Kenya: KWS probes death of two elephants in Kereita forest

Mar 7, 2024 | News

By Gilbert Koech, The Star

wo elephants were discovered dead at Kereita forest in what the Kenya Wildlife Service termed as retaliatory killing.

Carol Jemimah from Kijabe Environment Volunteers group reported the deaths in Muiru section of the forest.

She said the incident came to her attention on Sunday. Jemimah said the jumbos might have been killed earlier.

KWS director general Erustus Kanga told the Star on Tuesday that investigations were underway.

“Kereita is part of the Aberdare, where we have Plantation Establishment and Livelihood Improvement Scheme (Pelis). Our vets have suspected poisoning,” Kanga said.

Pelis is a system where the Kenya Forest Service allows forest adjacent communities, through community forest associations, to grow crops during the early stages of a new forest plantation.

Cultivation is often allowed to continue for three to four years until the tree canopy closes. The Pelis scheme is meant to improve the economic gains of participating farmers while ensuring the success of planted trees.

The scheme has been used to establish forest plantations in Kenya since 2007.

Kanga said KWS is mapping out for questioning all the people who have farms around the area where the two jumbos died.

“It is just poisoning because they were raiding the farm. Investigations are ongoing as the guys there were complaining that the elephants were raiding their farms,” Kanga said.

He warned that poisoning wildlife is not allowed. The tusks of the two jumbos had been hacked off.

“We are getting the tusks, don’t worry.
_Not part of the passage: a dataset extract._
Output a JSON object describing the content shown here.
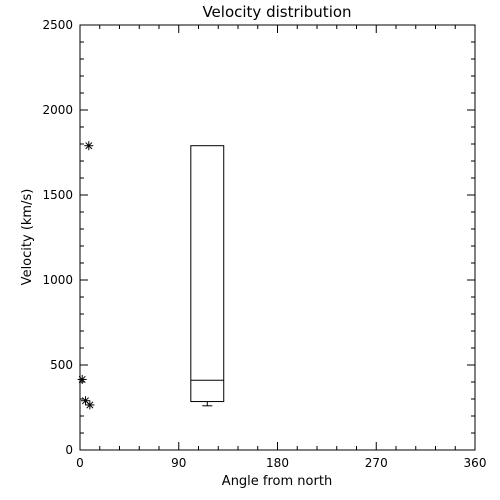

We already have information. There is nobody who can get the tusks out of this country.  We are telling communities they should stop because there is nowhere to sell the tusks. We have already closed all the markets,” Kanga said.

The KWS director general said human-wildlife conflicts were getting out of hand and taking on a different dimension of retaliatory killing using poison.

“We are raising resources to make sure that we can educate and provide awareness to communities that they have to coexist with these animals,” Kanga said.